De repente, de nuevo sientes que algo pasa, te has parado en mitad de una noche inmensa. Sabes que no avanzas. Después de unos segundos, quién sabe, o de unos días o de años quizás, empiezas a retroceder, si esto se puede decir así. Comienzas a bajar, a volver.
A lo lejos vuelves a ver tu galaxia y otras más lejanas. Crees identificar más tarde, mucho más tarde, a Plutón y a Urano. Allí ves a Marte y más allá la Tierra con su satélite. «¡Qué verdadera belleza!», te dices.

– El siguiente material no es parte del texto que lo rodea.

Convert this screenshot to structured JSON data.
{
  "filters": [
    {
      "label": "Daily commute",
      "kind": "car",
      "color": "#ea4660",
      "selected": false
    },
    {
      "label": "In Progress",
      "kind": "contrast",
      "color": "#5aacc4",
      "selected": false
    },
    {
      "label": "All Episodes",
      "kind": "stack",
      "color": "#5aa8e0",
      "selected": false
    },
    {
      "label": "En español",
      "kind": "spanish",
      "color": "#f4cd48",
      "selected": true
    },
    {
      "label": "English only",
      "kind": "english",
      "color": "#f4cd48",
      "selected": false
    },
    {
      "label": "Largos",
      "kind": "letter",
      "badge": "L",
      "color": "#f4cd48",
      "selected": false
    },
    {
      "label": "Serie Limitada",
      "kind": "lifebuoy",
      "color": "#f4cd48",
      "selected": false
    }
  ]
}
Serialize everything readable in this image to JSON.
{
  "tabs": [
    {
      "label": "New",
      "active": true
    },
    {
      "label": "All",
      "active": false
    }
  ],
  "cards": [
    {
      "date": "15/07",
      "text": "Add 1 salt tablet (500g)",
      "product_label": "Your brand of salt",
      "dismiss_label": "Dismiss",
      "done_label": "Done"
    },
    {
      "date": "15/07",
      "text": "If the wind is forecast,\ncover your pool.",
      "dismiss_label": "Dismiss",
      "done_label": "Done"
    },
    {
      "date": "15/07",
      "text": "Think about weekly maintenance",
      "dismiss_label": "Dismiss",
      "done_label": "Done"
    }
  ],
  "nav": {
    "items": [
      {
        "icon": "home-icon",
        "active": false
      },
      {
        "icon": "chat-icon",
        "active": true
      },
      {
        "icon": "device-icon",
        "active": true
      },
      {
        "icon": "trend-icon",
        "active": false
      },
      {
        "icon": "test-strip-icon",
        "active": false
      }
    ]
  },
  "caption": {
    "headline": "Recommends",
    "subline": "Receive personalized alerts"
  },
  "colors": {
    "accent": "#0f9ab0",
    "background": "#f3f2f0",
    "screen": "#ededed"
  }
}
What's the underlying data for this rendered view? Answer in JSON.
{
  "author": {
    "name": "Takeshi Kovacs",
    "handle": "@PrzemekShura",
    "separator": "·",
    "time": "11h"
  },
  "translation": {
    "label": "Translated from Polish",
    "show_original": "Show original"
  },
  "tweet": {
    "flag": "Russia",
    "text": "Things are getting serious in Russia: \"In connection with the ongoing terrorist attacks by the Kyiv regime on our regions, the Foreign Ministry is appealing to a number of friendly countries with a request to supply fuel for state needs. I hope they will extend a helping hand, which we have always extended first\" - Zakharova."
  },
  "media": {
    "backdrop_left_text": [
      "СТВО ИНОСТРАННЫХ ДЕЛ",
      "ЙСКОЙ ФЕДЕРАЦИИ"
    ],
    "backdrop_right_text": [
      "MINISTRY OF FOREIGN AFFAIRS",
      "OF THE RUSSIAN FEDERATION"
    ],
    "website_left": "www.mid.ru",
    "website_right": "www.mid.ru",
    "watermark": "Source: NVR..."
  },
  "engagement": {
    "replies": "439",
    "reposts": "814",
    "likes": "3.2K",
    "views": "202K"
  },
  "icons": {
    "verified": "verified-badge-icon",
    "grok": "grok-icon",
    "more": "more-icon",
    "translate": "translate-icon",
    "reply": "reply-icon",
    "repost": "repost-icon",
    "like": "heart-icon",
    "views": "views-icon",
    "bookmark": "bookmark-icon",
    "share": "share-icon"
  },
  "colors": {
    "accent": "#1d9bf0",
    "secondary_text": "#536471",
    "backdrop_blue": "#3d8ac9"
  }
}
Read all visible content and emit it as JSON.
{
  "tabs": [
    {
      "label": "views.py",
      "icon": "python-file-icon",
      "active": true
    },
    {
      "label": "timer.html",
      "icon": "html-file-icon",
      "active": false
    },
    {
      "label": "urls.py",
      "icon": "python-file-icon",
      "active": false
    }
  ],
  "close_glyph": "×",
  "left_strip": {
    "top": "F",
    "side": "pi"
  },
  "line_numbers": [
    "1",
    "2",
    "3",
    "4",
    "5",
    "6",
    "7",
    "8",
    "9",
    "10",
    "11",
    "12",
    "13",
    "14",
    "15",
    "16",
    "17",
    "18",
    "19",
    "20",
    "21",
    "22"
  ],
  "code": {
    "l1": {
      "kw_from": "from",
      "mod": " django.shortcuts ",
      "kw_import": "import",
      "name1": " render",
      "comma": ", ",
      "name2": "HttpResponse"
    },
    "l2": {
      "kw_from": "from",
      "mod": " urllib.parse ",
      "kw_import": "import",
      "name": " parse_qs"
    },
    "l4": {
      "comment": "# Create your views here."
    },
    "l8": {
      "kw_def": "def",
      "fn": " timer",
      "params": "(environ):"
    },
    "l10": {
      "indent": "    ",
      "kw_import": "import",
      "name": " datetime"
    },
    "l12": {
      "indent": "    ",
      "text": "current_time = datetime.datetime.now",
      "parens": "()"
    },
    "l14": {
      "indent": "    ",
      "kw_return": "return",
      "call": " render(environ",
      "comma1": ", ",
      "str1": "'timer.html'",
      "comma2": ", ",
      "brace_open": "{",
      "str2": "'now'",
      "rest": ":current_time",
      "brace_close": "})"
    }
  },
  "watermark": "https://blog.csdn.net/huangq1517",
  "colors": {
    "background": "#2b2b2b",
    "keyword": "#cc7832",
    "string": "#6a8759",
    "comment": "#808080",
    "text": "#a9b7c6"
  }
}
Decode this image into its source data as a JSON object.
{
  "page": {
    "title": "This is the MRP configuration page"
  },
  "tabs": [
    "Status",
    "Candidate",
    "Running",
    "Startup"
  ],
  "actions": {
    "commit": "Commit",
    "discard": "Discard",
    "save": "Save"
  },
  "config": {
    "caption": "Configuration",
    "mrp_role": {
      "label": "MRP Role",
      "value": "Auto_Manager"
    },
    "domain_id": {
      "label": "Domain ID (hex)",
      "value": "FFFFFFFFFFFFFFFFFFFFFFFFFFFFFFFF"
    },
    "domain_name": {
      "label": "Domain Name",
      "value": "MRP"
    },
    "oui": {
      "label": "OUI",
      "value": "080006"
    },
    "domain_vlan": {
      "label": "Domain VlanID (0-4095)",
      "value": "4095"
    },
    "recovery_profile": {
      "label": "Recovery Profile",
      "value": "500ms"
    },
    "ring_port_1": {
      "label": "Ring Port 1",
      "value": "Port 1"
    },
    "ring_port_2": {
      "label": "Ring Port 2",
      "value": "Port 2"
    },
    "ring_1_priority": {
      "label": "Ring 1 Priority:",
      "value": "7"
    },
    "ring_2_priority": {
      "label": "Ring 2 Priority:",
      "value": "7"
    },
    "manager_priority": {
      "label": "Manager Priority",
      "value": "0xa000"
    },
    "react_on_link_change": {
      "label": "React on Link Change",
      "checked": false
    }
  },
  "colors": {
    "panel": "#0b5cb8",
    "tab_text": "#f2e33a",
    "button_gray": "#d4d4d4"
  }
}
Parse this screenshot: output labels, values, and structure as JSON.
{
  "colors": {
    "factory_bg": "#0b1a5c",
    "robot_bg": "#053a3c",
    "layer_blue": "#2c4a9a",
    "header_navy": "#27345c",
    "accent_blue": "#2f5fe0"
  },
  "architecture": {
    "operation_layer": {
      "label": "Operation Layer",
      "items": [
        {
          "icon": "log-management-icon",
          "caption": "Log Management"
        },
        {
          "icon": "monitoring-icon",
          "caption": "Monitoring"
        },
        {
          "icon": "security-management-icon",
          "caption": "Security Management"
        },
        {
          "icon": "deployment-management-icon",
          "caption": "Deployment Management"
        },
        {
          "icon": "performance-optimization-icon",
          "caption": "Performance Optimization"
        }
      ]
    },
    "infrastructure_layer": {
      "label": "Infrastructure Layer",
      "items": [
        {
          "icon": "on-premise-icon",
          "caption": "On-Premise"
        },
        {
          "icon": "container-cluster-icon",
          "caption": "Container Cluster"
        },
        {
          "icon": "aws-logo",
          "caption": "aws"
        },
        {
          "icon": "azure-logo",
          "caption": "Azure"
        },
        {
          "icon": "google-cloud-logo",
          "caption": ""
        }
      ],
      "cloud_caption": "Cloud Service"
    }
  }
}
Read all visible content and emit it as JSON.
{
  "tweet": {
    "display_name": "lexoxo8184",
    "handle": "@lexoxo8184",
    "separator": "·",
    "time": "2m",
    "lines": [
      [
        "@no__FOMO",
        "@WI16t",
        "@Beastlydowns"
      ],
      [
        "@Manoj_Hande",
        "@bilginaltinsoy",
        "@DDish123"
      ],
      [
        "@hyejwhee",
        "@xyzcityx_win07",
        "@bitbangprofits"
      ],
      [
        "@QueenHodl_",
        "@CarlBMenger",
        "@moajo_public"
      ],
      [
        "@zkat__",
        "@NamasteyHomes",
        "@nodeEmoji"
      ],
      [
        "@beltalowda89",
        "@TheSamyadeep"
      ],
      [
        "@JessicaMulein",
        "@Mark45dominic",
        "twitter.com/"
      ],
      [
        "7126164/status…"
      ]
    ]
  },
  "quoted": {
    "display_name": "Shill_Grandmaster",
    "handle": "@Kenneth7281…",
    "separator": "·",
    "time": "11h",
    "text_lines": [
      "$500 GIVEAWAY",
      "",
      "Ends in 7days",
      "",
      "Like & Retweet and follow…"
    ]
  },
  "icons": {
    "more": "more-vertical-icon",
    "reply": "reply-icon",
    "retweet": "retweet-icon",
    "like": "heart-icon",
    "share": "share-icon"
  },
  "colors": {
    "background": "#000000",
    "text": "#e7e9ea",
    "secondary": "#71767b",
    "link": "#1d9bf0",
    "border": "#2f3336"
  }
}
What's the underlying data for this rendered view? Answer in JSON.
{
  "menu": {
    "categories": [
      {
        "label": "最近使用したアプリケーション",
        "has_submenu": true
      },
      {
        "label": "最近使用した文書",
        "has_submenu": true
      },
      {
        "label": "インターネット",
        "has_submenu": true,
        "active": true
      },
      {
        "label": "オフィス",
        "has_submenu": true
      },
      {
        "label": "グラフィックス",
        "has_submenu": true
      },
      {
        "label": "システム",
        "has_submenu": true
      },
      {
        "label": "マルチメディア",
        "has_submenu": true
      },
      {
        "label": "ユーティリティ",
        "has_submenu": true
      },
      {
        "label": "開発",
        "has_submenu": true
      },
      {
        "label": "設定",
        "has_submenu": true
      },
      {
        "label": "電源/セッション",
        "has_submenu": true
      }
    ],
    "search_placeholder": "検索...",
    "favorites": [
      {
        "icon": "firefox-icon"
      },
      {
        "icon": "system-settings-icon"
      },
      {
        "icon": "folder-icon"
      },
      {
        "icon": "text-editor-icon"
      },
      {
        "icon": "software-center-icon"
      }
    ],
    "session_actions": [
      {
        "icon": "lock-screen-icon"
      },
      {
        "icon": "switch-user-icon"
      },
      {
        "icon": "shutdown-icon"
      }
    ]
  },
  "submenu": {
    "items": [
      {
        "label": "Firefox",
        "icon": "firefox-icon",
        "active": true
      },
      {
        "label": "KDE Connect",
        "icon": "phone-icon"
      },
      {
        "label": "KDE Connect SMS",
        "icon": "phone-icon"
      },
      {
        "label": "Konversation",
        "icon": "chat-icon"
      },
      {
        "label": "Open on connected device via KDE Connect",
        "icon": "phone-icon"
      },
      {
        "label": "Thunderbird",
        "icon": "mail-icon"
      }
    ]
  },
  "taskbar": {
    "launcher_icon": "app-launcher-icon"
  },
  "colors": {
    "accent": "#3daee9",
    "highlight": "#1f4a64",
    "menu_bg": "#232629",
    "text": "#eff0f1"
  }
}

Notas un escalofrío cuando comprendes que estás de nuevo ingresando en la atmósfera. Vuelves a respirar. Te sientes agotado. El oxígeno te quema los pulmones como si llevaras años sin usarlos. La tierra te parece una enorme planicie. Sigues bajando, ahora sí, volviendo. Identificas los límites de tu ciudad y después los del parque. A lo lejos ves una pareja de enamorados que está besándose tiernamente. Sus manos están entrelazadas. Piensas que no pueden ser los mismos que recuerdas, porque estos, por sus aspectos, tienen no menos de noventa años. Pero tú sabes que son los mismos individuos, que decidieron enlazarse y así han continuado por siempre. Ella, inconsciente quizá, o sabia, sigue con sus ojos cerrados. Piensas: «¡Qué extrañas decisiones toman a veces los humanos!» Y depositas con esta meditación tus pies en el suelo.